I use chromedp
with Go to transform html pages into images (using screenshot method) but it uses a lot of CPU. Is it ok and can i optimize it? Here how i use it (i tried to open first tab, but everything works the same, after .Run method, endpoint is not responding (app runs normally, parallel healthcheck request are OK)
Here code:
func (cdp *ChromeDP) ConvertToImage(html string) ([]byte, error) {
var res []byte
// You should use same context from ChromeDP struct, to avoid zombie chrome process
ctx1, cancel1 := chromedp.NewContext(cdp.ctx)
defer cancel1()
var wg sync.WaitGroup
wg.Add(1)
if err := chromedp.Run(ctx1,
chromedp.Navigate("about:blank"),
chromedp.ActionFunc(func(ctx context.Context) error {
lctx, cancel := context.WithCancel(ctx)
chromedp.ListenTarget(lctx, func(ev interface{}) {
if _, ok := ev.(*page.EventLoadEventFired); ok {
wg.Done()
cancel()
}
})
return nil
}),
chromedp.ActionFunc(func(ctx context.Context) error {
frameTree, err := page.GetFrameTree().Do(ctx)
if err != nil {
return err
}
return page.SetDocumentContent(frameTree.Frame.ID, html).Do(ctx)
}),
chromedp.ActionFunc(func(ctx context.Context) error {
wg.Wait()
return nil
}),
chromedp.ActionFunc(func(ctx context.Context) error {
result, err := page.CaptureScreenshot().Do(ctx)
if err != nil {
return err
}
res = result
return nil
}),
); err != nil {
return nil, err
}
return res, nil
}
(Its not wg problem, tested :D)
I was having the same problems using an alpine Docker image with a chromium installed. chromedp
handles any chrome instance to execute commands.

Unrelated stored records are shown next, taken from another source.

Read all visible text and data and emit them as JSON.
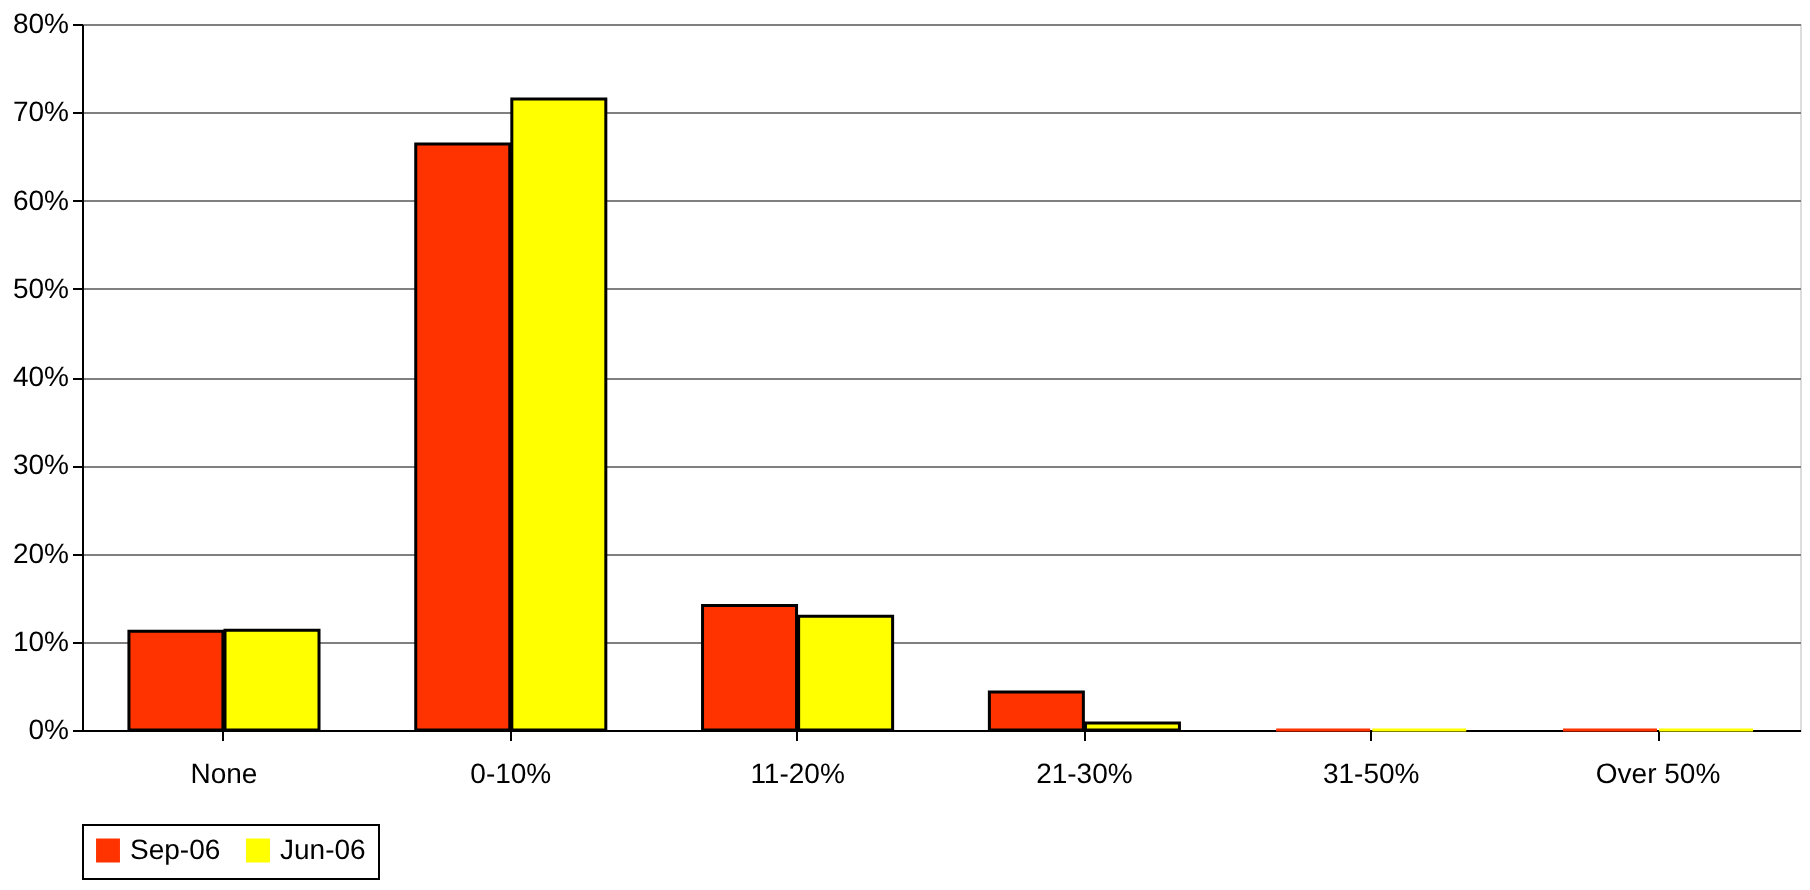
{
  "chart_data": {
    "type": "bar",
    "categories": [
      "None",
      "0-10%",
      "11-20%",
      "21-30%",
      "31-50%",
      "Over 50%"
    ],
    "series": [
      {
        "name": "Sep-06",
        "color": "#ff3300",
        "values": [
          11.2,
          66.4,
          14.1,
          4.3,
          0,
          0
        ]
      },
      {
        "name": "Jun-06",
        "color": "#ffff00",
        "values": [
          11.3,
          71.5,
          12.9,
          0.8,
          0,
          0
        ]
      }
    ],
    "ylim": [
      0,
      80
    ],
    "yticks": [
      {
        "value": 0,
        "label": "0%"
      },
      {
        "value": 10,
        "label": "10%"
      },
      {
        "value": 20,
        "label": "20%"
      },
      {
        "value": 30,
        "label": "30%"
      },
      {
        "value": 40,
        "label": "40%"
      },
      {
        "value": 50,
        "label": "50%"
      },
      {
        "value": 60,
        "label": "60%"
      },
      {
        "value": 70,
        "label": "70%"
      },
      {
        "value": 80,
        "label": "80%"
      }
    ],
    "grid": "y",
    "legend": "bottom"
  }
}
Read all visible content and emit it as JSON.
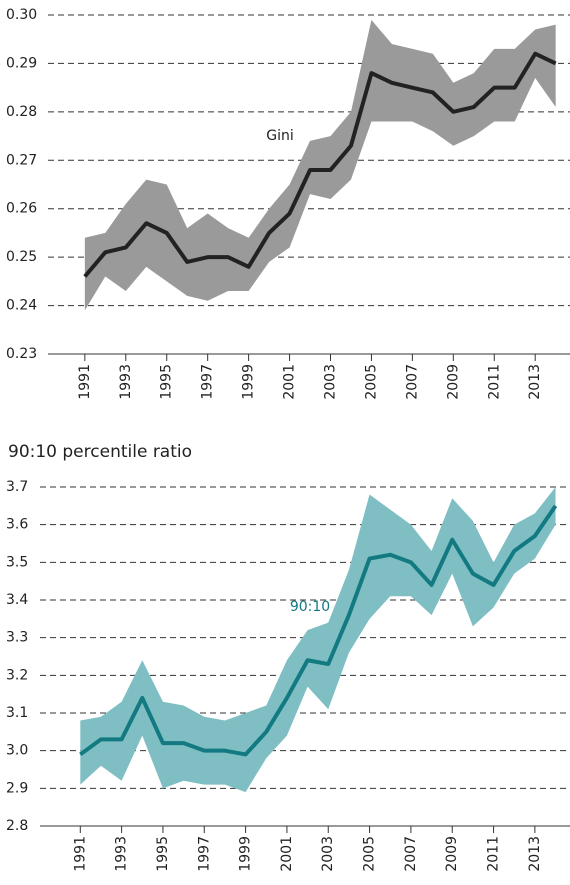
{
  "chart_data": [
    {
      "type": "line",
      "annotation": "Gini",
      "x": [
        1991,
        1992,
        1993,
        1994,
        1995,
        1996,
        1997,
        1998,
        1999,
        2000,
        2001,
        2002,
        2003,
        2004,
        2005,
        2006,
        2007,
        2008,
        2009,
        2010,
        2011,
        2012,
        2013,
        2014
      ],
      "series": [
        {
          "color": "#222222",
          "values": [
            0.246,
            0.251,
            0.252,
            0.257,
            0.255,
            0.249,
            0.25,
            0.25,
            0.248,
            0.255,
            0.259,
            0.268,
            0.268,
            0.273,
            0.288,
            0.286,
            0.285,
            0.284,
            0.28,
            0.281,
            0.285,
            0.285,
            0.292,
            0.29
          ]
        }
      ],
      "band": {
        "color": "#9a9a9a",
        "upper": [
          0.254,
          0.255,
          0.261,
          0.266,
          0.265,
          0.256,
          0.259,
          0.256,
          0.254,
          0.26,
          0.265,
          0.274,
          0.275,
          0.28,
          0.299,
          0.294,
          0.293,
          0.292,
          0.286,
          0.288,
          0.293,
          0.293,
          0.297,
          0.298
        ],
        "lower": [
          0.239,
          0.246,
          0.243,
          0.248,
          0.245,
          0.242,
          0.241,
          0.243,
          0.243,
          0.249,
          0.252,
          0.263,
          0.262,
          0.266,
          0.278,
          0.278,
          0.278,
          0.276,
          0.273,
          0.275,
          0.278,
          0.278,
          0.287,
          0.281
        ]
      },
      "xlim": [
        1989.2,
        2014.7
      ],
      "xticks": [
        1991,
        1993,
        1995,
        1997,
        1999,
        2001,
        2003,
        2005,
        2007,
        2009,
        2011,
        2013
      ],
      "ylim": [
        0.23,
        0.3
      ],
      "yticks": [
        0.23,
        0.24,
        0.25,
        0.26,
        0.27,
        0.28,
        0.29,
        {
          "value": 0.3,
          "label": "0.30"
        }
      ],
      "grid": true
    },
    {
      "type": "line",
      "subtitle": "90:10 percentile ratio",
      "annotation": "90:10",
      "x": [
        1991,
        1992,
        1993,
        1994,
        1995,
        1996,
        1997,
        1998,
        1999,
        2000,
        2001,
        2002,
        2003,
        2004,
        2005,
        2006,
        2007,
        2008,
        2009,
        2010,
        2011,
        2012,
        2013,
        2014
      ],
      "series": [
        {
          "color": "#127a80",
          "values": [
            2.99,
            3.03,
            3.03,
            3.14,
            3.02,
            3.02,
            3.0,
            3.0,
            2.99,
            3.05,
            3.14,
            3.24,
            3.23,
            3.36,
            3.51,
            3.52,
            3.5,
            3.44,
            3.56,
            3.47,
            3.44,
            3.53,
            3.57,
            3.65
          ]
        }
      ],
      "band": {
        "color": "#7fbfc4",
        "upper": [
          3.08,
          3.09,
          3.13,
          3.24,
          3.13,
          3.12,
          3.09,
          3.08,
          3.1,
          3.12,
          3.24,
          3.32,
          3.34,
          3.48,
          3.68,
          3.64,
          3.6,
          3.53,
          3.67,
          3.61,
          3.5,
          3.6,
          3.63,
          3.7
        ],
        "lower": [
          2.91,
          2.96,
          2.92,
          3.04,
          2.9,
          2.92,
          2.91,
          2.91,
          2.89,
          2.98,
          3.04,
          3.17,
          3.11,
          3.26,
          3.35,
          3.41,
          3.41,
          3.36,
          3.47,
          3.33,
          3.38,
          3.47,
          3.51,
          3.6
        ]
      },
      "xlim": [
        1989.05,
        2014.7
      ],
      "xticks": [
        1991,
        1993,
        1995,
        1997,
        1999,
        2001,
        2003,
        2005,
        2007,
        2009,
        2011,
        2013
      ],
      "ylim": [
        2.8,
        3.7
      ],
      "yticks": [
        2.8,
        2.9,
        {
          "value": 3,
          "label": "3.0"
        },
        3.1,
        3.2,
        3.3,
        3.4,
        3.5,
        3.6,
        3.7
      ],
      "grid": true
    }
  ]
}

I changed the Dockerfile to use chromedp/headless-shell:
# Build
FROM golang:latest AS build
RUN mkdir /go/src/app
COPY . /go/src/app
WORKDIR /go/src/app
RUN go mod tidy
RUN go build -o /go/src/app/main main.go
# Run
FROM chromedp/headless-shell:latest
COPY --from=build /go/src/app/main /go/src/app/
COPY --from=build /go/src/app/templates /go/src/app/templates
WORKDIR /go/src/app
EXPOSE 8080
RUN apt-get update; apt install dumb-init -y
ENTRYPOINT ["dumb-init", "--"]
CMD ["/go/src/app/main"]
I replaced an Alpine image for a Debian image (golang:latest in build stage) because chromedp/headless-shell (2nd stage in image) is based on it.
In the cluster, the service required 400% of CPU. After the change it dropped down to 2%. You can use any AWS node with it.
Another approach is to always have a running browser instance: the first chromedp.NewContext(cdp.ctx)
should open an about:blank
tab to never close the browser when other tabs are closed.